2023年3月11日で東日本大震災から12年になる。

仏教の考え方では干支が1巡したことにちなむ13回忌にあたる。

この13回忌は7回忌とともに区切りとされ、法要は7回忌や13回忌をもって終了することも多い。

その13回忌で東日本大震災がどう語られるか、またこれをさかいに忘れられていくのか、大きな節目かもしれない。

先日、来訪した被災地ではいまだに困難な日常や死者への悲しみや行方不明者への哀れみが日常的に存在しているから、忘れるわけはないのだろう。
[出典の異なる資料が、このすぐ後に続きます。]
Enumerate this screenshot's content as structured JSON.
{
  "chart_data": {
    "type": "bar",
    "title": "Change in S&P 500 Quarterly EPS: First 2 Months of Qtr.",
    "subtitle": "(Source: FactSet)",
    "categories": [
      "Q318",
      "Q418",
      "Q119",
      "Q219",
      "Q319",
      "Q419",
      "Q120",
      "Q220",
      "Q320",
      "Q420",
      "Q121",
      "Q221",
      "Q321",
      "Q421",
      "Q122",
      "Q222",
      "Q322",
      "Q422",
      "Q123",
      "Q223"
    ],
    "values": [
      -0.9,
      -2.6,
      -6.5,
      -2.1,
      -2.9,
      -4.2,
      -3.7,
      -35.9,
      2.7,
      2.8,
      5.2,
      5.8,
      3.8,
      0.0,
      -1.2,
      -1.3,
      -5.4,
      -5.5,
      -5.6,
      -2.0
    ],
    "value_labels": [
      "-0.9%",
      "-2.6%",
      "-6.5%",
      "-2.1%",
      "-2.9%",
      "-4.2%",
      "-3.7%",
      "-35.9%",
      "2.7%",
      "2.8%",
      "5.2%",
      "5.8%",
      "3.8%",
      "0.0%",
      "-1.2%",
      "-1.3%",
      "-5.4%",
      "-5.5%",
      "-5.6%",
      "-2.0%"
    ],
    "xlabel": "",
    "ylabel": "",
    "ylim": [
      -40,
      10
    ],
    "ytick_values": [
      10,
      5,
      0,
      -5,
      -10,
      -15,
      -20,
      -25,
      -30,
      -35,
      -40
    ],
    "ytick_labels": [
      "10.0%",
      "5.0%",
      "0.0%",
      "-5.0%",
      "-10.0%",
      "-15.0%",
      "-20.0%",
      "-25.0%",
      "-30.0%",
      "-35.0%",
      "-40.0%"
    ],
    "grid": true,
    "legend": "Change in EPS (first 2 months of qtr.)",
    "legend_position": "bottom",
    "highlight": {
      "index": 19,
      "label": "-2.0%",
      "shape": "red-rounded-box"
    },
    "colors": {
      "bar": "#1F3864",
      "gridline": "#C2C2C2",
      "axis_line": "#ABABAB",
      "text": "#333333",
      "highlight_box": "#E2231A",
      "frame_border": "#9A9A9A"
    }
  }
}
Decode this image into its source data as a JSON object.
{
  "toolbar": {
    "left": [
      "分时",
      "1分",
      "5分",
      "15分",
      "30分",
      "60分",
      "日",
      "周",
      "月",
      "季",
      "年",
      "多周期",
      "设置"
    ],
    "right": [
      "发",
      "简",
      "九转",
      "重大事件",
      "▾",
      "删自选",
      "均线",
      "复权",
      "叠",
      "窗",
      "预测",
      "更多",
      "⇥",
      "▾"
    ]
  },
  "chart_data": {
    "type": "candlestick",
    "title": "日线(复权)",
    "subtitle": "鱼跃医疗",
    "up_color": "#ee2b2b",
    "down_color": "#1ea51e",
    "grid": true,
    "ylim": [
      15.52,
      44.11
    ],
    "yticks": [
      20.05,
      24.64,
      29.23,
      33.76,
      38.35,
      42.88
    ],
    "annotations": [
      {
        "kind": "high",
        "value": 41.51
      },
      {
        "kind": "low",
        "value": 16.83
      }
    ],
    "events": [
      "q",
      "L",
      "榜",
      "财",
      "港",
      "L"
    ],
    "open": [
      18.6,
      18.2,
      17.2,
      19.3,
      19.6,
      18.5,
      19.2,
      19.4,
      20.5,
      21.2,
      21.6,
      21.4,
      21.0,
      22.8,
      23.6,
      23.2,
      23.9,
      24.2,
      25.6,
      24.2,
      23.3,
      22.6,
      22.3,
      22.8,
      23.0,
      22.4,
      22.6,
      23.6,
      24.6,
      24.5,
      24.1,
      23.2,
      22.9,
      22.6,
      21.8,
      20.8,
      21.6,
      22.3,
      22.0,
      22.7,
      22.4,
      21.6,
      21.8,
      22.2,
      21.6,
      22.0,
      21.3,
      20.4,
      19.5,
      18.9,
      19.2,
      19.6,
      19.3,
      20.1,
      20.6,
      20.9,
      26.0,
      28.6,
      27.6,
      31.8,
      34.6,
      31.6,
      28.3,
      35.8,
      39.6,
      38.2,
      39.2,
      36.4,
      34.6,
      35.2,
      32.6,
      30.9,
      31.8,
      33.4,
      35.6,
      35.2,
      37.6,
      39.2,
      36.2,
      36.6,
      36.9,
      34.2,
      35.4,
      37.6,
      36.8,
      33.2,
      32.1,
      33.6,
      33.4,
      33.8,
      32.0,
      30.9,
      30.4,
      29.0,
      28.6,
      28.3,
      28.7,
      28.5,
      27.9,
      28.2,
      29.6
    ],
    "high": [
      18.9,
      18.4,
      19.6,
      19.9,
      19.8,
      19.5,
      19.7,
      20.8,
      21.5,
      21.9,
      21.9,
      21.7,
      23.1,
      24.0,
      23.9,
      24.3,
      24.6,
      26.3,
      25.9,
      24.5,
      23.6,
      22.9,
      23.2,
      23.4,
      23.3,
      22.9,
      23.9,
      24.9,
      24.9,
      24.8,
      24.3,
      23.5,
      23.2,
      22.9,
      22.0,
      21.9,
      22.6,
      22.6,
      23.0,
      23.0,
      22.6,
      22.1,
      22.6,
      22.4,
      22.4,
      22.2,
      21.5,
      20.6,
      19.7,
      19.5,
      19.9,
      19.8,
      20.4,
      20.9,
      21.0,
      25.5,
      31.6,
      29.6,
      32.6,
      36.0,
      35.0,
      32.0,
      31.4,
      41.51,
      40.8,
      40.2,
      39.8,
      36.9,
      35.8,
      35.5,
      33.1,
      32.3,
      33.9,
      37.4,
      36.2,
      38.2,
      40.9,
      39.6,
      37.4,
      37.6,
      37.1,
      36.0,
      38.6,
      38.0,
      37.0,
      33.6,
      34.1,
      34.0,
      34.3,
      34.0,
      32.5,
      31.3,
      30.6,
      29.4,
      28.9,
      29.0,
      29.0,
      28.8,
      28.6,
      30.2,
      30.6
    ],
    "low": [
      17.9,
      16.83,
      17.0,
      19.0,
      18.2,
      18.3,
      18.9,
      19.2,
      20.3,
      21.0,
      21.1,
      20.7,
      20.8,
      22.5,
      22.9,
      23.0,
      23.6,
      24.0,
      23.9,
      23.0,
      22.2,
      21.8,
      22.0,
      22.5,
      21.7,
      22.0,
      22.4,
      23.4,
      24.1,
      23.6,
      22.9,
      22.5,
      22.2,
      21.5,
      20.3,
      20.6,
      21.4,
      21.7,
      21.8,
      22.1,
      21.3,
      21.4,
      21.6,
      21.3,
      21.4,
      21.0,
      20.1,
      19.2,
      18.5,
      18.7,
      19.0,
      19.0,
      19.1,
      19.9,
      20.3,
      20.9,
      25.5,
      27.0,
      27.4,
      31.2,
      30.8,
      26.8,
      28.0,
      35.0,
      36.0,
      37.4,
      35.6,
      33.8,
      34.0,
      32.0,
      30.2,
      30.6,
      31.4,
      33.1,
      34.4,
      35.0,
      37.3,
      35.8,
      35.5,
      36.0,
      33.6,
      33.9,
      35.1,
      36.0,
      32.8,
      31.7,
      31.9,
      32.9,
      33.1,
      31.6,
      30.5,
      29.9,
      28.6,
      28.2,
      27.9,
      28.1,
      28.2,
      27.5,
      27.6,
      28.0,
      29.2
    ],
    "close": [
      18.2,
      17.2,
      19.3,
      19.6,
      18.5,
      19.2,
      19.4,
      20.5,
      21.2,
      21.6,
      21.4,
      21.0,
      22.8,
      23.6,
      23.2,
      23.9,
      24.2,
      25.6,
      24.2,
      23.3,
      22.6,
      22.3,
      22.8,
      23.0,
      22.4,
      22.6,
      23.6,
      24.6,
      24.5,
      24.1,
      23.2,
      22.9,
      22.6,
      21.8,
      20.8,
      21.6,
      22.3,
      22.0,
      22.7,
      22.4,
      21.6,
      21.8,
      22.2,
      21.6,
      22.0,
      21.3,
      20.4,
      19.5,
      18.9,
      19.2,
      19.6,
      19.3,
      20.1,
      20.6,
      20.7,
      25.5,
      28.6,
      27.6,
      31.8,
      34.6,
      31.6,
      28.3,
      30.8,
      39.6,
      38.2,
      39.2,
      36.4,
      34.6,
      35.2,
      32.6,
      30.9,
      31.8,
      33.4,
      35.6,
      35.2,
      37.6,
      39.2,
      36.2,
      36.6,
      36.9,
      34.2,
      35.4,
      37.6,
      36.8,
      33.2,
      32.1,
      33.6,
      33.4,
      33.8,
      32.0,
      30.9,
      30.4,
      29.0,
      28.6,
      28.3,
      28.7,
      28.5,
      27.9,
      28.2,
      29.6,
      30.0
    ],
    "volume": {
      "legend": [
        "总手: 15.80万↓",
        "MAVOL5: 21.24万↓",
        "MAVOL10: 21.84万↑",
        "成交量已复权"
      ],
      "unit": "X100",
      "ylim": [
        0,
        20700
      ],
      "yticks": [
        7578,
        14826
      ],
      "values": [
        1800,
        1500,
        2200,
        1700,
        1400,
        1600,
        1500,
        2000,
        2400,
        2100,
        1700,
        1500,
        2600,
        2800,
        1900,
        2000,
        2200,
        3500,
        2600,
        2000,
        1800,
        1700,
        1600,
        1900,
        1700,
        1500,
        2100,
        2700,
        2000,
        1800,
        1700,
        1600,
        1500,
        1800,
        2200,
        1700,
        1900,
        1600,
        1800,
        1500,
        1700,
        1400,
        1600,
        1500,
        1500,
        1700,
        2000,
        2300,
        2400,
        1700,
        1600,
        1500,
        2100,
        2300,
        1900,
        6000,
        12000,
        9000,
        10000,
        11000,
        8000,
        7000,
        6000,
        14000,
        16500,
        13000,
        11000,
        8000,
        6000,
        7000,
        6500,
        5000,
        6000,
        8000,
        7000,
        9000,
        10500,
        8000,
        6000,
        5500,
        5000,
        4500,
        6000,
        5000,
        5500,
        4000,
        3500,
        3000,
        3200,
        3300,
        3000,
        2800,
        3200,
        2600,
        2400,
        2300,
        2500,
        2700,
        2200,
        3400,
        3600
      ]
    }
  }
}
被災地とそのほかの土地とのギャップは必然であろうが、それは大きくなるばかり。

先日、「忘れてはならない」地域の思いを形にした2つの施設、宮城県気仙沼市の「気仙沼市東日本大震災遺構・伝承館」と宮城県南三陸町の「南三陸町東日本大震災伝承館・南三陸311メモリアル」を訪れ、距離を超えて震災の教訓を共有し、そこから得た叡智を形にする難しさを考えさせられた。

やはり距離を埋めるのは「対話」しかない、のだと。

気仙沼市東日本大震災遺構・伝承館は2019年3月にオープンしたもので、気仙沼市の海岸に近い気仙沼向洋高校の校舎を被災したそのままの姿を残して展示している。

来訪者はその生々しい展示を見る前にシアターで3月11日当日の津波が気仙沼を破壊する様子を生々しい映像で視聴する手順となっている。

市民が撮影した動画の迫力は今も衝撃的だ。

私は震災発生後のテレビニュースを見て、すぐに現地に向かおうと考えたと同時にメディアからの映像の衝撃を避け、離れたため、あまり目にしていないし、これまでも避けてきたように思う。

それが、伝承館では否応なしに見せられてしまった。

その映像の衝撃のまま、遺構と化した校舎をめぐる。

廊下、階段、校長室、教室―。

誰もが親しんだ学校は、答案用紙も何かで表彰されたトロフィーも、パソコンも、あの日のままで動かない。

当たり前の日常が破壊される悲劇を感じることは、やはり「忘れないこと」になる。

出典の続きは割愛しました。